My whole life I have been shy. Since getting a job and becoming more active on campus, I have grown out of this slightly. However, I was still nervous when I went to the march. I am nervous when I table. I am nervous at every lobby day that I attend, and do not tell family members that it is in fact a lobby day. It is hard for me to be what is considered a true activist. My friends, who I admire so much, have “activist” in their bios. In times during which I’ve been tempted to do the same I stop myself; I don’t stage protests, I don’t begin movements, I am too afraid to use my voice as loudly as I am able to. Surely, I am not an activist. Certainly not in the way that they are. I have decided that too many authority figures like me for this to be anything but true.

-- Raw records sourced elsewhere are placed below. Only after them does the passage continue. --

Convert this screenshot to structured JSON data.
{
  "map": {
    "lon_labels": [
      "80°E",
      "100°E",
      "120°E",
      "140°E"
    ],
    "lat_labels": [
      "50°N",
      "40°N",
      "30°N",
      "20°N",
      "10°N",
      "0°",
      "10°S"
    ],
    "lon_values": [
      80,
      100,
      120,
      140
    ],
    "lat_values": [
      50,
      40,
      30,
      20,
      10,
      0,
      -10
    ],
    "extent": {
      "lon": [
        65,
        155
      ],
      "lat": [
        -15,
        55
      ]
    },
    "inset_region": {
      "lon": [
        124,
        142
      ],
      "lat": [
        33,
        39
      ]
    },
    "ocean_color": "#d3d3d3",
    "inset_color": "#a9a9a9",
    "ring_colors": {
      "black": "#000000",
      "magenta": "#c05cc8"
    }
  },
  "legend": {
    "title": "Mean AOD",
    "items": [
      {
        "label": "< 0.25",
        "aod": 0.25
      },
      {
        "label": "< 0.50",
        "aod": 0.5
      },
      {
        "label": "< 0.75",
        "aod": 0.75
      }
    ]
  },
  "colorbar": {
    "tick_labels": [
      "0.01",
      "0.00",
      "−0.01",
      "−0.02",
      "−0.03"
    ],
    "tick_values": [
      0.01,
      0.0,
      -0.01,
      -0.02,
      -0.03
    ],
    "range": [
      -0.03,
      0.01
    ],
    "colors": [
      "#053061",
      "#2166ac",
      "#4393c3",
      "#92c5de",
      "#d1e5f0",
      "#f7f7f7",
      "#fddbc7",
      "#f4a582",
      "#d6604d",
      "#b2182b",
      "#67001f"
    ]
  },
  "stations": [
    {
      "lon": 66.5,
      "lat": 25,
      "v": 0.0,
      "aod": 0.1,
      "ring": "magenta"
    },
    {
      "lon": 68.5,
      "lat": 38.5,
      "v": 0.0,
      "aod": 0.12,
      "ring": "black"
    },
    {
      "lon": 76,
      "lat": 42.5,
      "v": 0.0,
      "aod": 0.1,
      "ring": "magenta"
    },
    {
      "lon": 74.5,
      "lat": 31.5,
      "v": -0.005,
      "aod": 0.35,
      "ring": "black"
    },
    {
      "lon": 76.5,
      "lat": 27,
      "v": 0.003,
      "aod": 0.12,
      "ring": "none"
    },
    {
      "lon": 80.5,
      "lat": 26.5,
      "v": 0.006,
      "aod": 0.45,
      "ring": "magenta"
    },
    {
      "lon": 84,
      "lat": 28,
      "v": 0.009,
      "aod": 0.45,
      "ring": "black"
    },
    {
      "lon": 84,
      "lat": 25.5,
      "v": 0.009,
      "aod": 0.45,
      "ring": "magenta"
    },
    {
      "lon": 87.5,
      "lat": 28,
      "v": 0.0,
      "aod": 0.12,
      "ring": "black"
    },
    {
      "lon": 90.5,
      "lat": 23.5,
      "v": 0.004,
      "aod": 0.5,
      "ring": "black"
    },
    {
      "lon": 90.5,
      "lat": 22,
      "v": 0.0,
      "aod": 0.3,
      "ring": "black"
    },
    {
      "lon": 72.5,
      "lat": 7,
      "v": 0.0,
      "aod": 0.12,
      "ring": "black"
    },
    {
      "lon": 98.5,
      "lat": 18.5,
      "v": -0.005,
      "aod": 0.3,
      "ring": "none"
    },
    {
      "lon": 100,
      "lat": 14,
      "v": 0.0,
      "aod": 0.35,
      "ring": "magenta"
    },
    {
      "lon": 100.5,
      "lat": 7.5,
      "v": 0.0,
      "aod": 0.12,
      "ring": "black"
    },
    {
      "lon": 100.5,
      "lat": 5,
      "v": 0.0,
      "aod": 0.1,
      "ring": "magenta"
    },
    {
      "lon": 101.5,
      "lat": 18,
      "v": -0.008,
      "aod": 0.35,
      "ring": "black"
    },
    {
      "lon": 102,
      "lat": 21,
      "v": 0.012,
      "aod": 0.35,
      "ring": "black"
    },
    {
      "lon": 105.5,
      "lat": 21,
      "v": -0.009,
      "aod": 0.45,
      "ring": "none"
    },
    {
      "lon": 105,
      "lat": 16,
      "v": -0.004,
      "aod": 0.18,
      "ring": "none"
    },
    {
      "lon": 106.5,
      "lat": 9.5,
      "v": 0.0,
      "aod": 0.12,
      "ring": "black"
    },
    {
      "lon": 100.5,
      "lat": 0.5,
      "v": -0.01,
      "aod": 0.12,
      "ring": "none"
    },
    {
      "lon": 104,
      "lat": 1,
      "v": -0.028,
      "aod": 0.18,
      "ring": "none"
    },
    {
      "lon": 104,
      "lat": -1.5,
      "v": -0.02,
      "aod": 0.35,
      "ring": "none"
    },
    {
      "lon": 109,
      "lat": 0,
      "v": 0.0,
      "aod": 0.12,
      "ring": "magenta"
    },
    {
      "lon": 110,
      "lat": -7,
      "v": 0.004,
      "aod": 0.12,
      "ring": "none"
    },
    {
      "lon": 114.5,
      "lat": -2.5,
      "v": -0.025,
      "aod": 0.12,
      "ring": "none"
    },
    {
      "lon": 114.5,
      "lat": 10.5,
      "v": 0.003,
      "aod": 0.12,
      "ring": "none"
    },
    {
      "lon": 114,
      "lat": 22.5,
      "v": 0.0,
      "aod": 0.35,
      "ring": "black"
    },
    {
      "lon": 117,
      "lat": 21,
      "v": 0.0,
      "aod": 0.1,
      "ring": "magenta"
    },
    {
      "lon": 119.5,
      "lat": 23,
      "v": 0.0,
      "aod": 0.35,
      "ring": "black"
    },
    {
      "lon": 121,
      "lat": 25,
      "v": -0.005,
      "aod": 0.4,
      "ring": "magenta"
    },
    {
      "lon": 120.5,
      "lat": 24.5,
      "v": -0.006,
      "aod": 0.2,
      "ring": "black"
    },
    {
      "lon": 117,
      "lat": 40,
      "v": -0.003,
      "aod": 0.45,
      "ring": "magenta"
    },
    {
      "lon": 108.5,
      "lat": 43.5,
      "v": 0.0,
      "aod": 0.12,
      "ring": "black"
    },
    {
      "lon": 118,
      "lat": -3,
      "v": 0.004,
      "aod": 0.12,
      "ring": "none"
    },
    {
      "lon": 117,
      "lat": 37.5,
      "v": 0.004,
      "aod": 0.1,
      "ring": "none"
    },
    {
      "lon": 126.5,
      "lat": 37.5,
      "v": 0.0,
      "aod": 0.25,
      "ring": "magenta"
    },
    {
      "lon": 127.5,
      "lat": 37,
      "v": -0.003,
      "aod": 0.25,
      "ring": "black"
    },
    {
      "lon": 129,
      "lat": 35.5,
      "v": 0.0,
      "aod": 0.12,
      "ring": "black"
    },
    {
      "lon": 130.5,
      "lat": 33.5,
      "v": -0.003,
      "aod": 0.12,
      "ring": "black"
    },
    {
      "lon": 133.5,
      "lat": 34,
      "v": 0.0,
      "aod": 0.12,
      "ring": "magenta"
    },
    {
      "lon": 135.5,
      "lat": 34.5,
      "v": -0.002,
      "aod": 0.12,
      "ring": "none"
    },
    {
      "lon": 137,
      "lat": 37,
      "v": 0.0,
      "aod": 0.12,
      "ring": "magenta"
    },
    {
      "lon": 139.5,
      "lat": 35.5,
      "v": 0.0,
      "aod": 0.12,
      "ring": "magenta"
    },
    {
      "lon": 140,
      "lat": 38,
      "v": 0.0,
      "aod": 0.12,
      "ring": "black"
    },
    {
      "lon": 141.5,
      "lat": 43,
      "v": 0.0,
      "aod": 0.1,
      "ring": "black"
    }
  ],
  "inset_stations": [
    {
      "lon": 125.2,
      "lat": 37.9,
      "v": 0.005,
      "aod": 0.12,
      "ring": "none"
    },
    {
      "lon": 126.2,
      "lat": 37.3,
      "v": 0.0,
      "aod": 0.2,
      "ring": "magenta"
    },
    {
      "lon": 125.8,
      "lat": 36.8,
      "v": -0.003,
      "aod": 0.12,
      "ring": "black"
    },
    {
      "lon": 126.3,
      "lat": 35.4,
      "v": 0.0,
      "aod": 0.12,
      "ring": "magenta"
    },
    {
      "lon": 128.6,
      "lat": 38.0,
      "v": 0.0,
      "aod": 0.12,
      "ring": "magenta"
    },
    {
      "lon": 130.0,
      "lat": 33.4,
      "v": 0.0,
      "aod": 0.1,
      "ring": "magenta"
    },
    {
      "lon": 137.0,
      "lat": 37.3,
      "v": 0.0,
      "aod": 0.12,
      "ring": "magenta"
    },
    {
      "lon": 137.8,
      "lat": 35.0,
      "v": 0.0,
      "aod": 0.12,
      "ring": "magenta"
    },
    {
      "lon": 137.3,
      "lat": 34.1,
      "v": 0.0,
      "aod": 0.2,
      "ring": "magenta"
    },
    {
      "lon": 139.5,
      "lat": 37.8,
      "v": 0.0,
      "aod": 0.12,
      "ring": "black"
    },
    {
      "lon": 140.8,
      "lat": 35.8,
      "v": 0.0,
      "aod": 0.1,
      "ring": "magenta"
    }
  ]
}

I have to employ my own brand of activism: turning the gatekeeping of politics and academics on their sides and using it to uplift others and change from within. While I don’t receive direct criticism for this line of thought, I am not blind. I see people I admire, true activists, sharing tweets with the sentiment that to join the system that you dislike is unhelpful. I agree… if you’re joining a system with the intention of upholding the problematic status quo. While I don’t have the courage to be a traditional (awesome, radical) activist — and shouldn’t feel any pressure to if I feel that my own anxieties overpower that — I am going to graduate. I am going to go to law school. I am going to use the system to defend people who have not received the same opportunities. I am going to run for a judgeship (yes, in my red state) and add fairness to the way current justices (you know, all those old white conservative men!) interpret the constitution. I can alter the way that document is amended by potentially running for other offices and helping to create and pass bills (yes, I understand that this is nowhere near as easy as I am making it sound).
When I feel like I am doing so little now I think about the future. I am not one of those amazing young women already making waves while in school. Right now I am the status quo so that I can later change it. It is discouraging, but it is what I can do. I am more than just the activist’s friend.